Just use boost::multiprecision . You can use arbitrary precision but there is a typedef cpp_bin_float_50 which is a float with 50 decimal places.

Example for multiplying to big decimal numbers:

#include <iostream>
#include <boost/multiprecision/cpp_bin_float.hpp>

int main(){
  boost::multiprecision::cpp_bin_float_50 val1("1.2345678901234567890123456789012");
  boost::multiprecision::cpp_bin_float_50 val2("2.2345678901234567890123456789012");  
  std::cout <<  std::setprecision(std::numeric_limits< boost::multiprecision::cpp_bin_float_50>::max_digits10);
  std::cout << val1*val2 << std::endl;
}

Output:

2.7587257654473404640618808351577828416864868162811293

Answer 2

Use the usual grade school algorithm (long multiplication). If you used 3 ints (instead of 4):

A2A1A0 * B2B1B0 = A2*B2 A2*B1 A2*B0
                        A1*B2 A1*B1 A1*B0
                              A0*B2 A0*B1 A0*B0

Every multiplication will have a 2-int result. You have to sum every column on the right side, and propagate carry. In the end, you'll have a 6-int result (if inputs are 4-int, then the result is 8-int). You can then round this 8-int result. This is how you can handle the mantissa part. The exponents should just be added together.

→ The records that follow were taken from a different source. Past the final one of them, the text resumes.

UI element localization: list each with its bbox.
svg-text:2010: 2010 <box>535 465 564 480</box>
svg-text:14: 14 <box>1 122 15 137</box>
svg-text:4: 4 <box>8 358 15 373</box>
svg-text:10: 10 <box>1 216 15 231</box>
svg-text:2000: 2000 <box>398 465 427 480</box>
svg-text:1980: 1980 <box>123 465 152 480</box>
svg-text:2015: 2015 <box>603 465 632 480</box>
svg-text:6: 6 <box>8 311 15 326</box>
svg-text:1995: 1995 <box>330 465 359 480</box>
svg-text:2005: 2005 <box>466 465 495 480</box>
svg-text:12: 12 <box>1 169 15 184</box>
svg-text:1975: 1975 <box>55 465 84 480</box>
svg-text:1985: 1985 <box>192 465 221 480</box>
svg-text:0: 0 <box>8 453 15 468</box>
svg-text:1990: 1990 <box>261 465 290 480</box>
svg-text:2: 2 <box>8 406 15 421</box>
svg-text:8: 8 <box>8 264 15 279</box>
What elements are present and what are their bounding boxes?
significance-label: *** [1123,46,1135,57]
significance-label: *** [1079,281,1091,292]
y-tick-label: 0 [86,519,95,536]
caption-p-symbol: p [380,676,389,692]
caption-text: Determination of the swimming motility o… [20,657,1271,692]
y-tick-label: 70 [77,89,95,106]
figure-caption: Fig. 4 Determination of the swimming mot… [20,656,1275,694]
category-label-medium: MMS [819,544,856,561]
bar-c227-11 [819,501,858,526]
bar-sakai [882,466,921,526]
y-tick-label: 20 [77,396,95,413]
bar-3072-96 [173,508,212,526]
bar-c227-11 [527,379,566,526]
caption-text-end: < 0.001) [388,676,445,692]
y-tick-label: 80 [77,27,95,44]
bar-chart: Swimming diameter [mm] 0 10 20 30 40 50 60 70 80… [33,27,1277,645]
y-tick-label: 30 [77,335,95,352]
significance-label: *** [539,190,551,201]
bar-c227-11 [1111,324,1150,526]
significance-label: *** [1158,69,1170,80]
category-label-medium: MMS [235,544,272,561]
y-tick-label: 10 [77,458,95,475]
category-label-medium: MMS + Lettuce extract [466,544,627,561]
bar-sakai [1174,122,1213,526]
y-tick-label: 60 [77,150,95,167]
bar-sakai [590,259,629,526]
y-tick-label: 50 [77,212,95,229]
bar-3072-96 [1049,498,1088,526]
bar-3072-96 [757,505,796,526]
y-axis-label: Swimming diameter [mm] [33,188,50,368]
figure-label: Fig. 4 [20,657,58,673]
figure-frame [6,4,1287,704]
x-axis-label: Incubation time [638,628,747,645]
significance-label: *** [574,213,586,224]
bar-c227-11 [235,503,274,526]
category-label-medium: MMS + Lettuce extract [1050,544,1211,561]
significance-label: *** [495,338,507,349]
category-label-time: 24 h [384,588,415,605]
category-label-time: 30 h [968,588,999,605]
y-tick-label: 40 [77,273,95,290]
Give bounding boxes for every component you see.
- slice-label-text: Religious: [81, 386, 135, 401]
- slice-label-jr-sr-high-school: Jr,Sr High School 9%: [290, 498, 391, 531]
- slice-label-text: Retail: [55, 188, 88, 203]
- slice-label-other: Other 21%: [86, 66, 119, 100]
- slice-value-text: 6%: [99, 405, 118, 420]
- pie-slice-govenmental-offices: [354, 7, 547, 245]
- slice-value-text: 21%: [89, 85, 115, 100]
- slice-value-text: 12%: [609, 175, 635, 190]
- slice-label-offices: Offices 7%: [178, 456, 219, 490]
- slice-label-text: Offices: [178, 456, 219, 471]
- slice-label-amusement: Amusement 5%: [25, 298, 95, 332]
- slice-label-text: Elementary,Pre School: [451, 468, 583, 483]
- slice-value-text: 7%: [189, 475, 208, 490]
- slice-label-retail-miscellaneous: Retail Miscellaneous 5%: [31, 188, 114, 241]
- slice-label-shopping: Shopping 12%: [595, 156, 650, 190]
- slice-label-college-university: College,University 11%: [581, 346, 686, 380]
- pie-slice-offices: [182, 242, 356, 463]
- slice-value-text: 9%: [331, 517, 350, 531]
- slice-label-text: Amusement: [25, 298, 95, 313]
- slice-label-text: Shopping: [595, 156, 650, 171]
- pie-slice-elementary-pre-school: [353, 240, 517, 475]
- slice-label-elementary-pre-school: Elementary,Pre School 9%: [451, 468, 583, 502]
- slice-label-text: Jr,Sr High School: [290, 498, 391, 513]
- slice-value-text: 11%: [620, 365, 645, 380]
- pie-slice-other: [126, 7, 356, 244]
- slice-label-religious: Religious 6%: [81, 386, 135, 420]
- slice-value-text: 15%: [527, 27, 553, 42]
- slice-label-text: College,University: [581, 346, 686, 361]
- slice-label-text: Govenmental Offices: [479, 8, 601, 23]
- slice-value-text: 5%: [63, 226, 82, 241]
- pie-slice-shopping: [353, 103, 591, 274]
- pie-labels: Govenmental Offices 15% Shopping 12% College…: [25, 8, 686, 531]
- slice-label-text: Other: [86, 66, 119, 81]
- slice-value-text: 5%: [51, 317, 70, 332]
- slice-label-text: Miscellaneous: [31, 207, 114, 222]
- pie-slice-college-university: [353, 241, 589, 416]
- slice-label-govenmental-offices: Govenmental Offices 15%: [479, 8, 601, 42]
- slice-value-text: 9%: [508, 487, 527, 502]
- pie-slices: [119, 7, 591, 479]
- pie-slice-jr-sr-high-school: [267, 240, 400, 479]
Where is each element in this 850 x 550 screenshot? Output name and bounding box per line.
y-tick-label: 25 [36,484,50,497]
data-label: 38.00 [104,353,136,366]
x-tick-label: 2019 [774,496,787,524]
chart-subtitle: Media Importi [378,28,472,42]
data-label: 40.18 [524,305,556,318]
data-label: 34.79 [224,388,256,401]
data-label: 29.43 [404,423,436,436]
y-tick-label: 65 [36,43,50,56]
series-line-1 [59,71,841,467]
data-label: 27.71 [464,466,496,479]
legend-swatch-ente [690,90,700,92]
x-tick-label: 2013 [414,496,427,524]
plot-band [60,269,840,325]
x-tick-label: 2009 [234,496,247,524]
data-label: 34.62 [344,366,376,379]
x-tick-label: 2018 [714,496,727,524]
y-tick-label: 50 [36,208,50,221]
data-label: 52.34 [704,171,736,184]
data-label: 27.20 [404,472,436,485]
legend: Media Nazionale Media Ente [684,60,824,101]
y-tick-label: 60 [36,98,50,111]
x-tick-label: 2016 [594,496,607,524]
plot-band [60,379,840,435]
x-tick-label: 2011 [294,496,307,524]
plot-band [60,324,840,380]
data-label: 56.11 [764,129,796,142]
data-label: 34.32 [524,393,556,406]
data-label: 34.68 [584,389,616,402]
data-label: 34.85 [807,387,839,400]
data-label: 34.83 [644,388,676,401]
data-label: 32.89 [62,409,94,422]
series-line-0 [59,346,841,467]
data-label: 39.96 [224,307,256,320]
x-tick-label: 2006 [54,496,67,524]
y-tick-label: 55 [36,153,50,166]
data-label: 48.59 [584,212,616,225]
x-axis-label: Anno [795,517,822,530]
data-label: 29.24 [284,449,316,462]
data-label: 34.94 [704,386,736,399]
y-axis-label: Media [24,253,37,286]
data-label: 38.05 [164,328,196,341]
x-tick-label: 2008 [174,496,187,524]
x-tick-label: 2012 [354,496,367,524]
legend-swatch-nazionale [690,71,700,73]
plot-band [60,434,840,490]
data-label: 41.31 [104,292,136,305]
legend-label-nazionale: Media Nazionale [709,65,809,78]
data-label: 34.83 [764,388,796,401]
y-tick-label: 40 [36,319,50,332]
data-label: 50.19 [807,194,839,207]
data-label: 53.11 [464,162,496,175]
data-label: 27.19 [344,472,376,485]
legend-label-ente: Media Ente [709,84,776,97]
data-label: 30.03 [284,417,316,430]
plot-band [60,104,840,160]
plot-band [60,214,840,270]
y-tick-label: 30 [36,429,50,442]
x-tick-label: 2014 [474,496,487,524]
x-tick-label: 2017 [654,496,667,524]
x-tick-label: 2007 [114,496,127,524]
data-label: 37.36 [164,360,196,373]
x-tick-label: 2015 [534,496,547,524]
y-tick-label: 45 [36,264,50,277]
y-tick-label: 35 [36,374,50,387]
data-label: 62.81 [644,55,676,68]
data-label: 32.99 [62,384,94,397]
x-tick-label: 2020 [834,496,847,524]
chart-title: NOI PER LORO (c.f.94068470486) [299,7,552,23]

I recommend you to divide a problem into two parts:

1. multiplying a long number with an int
2. adding the result from 1. into the final result

You'll need something like this as a workhorse (note that this code assumes that int is 32-bit, long long is 64-bit):

void wideMul(unsigned int &hi, unsigned int &lo, unsigned int a, unsigned int b) {
    unsigned long long int r = (unsigned long long int)a*b;
    lo = (unsigned int)r;
    hi = (unsigned int)(r>>32);
}

Note: that if you had larger numbers, there are faster algorithms.